« Peur » et « brimades » à la prison de Liancourt

mardi 27 février 2007

Climat de peur et de représailles, brimades, provocations et humiliations exercées sur les détenus." C’est ainsi que la Commission nationale de déontologie de la sécurité (CNDS) décrit la prison de Liancourt (Oise), dans cinq avis datés du 15 janvier.

Depuis sa création, en 2000, la commission n’avait jamais reçu autant de plaintes pour un seul établissement pénitentiaire. Deux des avis ont été directement transmis au procureur de la République à Beauvais, ville où la justice a condamné en décembre 2006 deux surveillants de Liancourt à quatre mois de prison avec sursis, pour violence sur un détenu, Daouda Siné.

Outre les témoignages de prisonniers, la CNDS a bénéficié de ceux de surveillants « qui ont déclaré ne plus pouvoir supporter les agissements non professionnels, graves de certains de leurs collègues à l’égard des détenus et qui ont décidé de briser la loi du silence ». La fin de l’omerta à Liancourt met en évidence, selon la commission, « la responsabilité particulière de l’équipe d’encadrement, principalement celle du directeur adjoint et du premier surveillant ». Le nom de ce premier surveillant, déjà condamné dans l’affaire Daouda Siné, se retrouve dans plusieurs autres avis. Un surveillant interrogé par la commission confirme : « C’est au niveau de la hiérarchie que s’organisait ce climat et ce régime de terreur. » La CNDS relève toutefois que ces agissements sont « le fait d’une minorité ».

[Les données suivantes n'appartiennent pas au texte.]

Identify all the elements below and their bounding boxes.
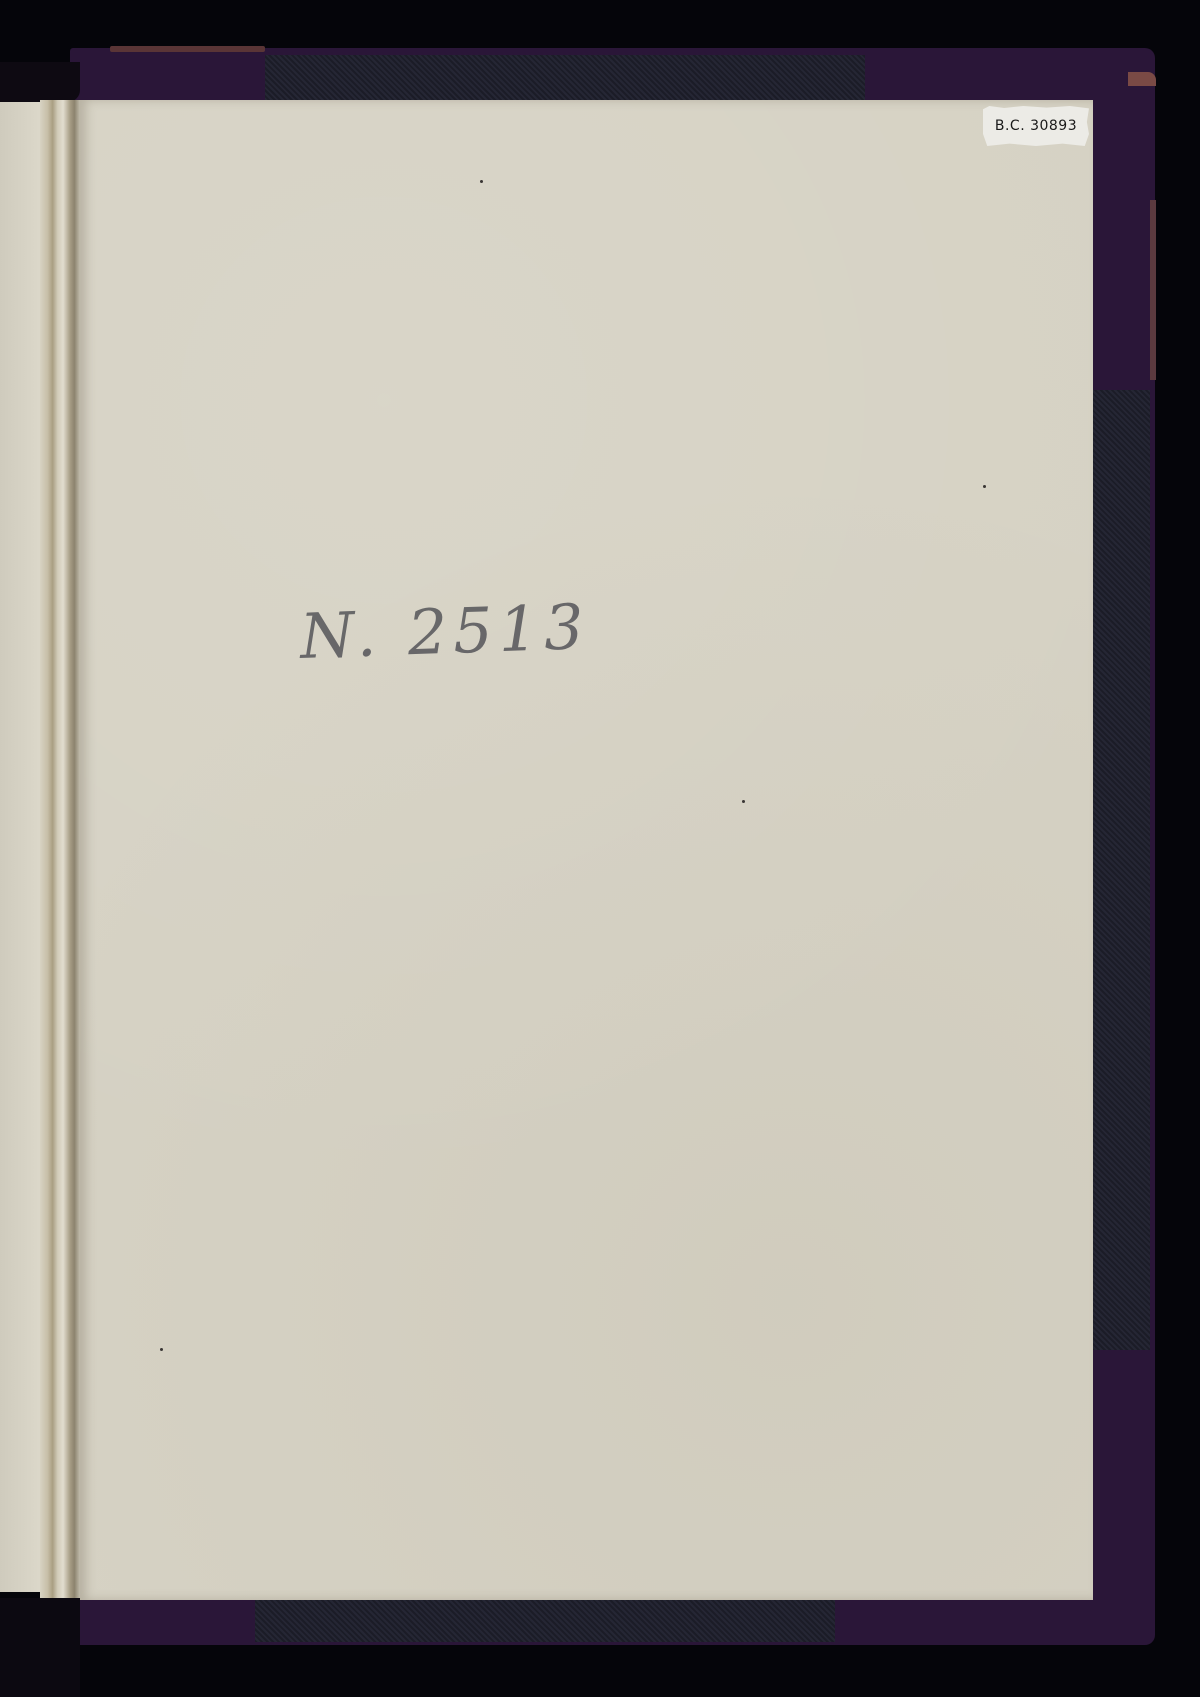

La première affaire remonte à mai 2005. Un groupe de surveillants intervient en pleine nuit en aspergeant la cellule d’un détenu avec une lance à incendie. Le détenu a croupi toute la nuit dans sa cellule inondée. Un surveillant a reçu un blâme. La commission recommande que les autres membres du personnel ayant participé à l’opération passent devant les instances disciplinaires.

Le 24 mars 2006, un détenu est retrouvé pendu dans sa cellule, située dans le quartier disciplinaire. La veille, une altercation avec des surveillants l’avait conduit à l’hôpital pour des points de suture. Placé en quartier disciplinaire dès son retour, il cesse de s’alimenter, demande un médecin. En vain. Pour la commission, il « n’a pas bénéficié de l’assistance que requérait l’état de danger manifeste dans lequel il se trouvait ». Plus grave : « Il est fortement probable que c’est délibérément que les professionnels de santé et la direction (...) ont été tenus à l’écart. » L’avis a été transmis au procureur, tout comme celui concernant des violences intervenues en août 2006.

Le 24 août, un détenu, suivi par des médecins et des psychologues pour un traitement de désintoxication par méthadone, a été frappé. Un médecin a pu constater des hématomes faciaux dix jours après les faits, qui se sont produits alors que le premier surveillant occupait la fonction de responsable de la maison d’arrêt.

La commission juge « disproportionnée » la force utilisée « par rapport au comportement du détenu ». Elle dénonce l’attitude d’un responsable de la hiérarchie qui a tenté d’étouffer l’affaire et « constate avec gravité un état de délitement généralisé des fonctions et des responsabilités d’une partie de l’encadrement de Liancourt ».

Dans un communiqué du vendredi 19 janvier, la direction de l’administration pénitentiaire rappelle que des procédures disciplinaires sont en cours et que des changements ont eu lieu dans l’équipe de direction. Elle assure qu’elle « tirera toutes les conséquences » de ces avis.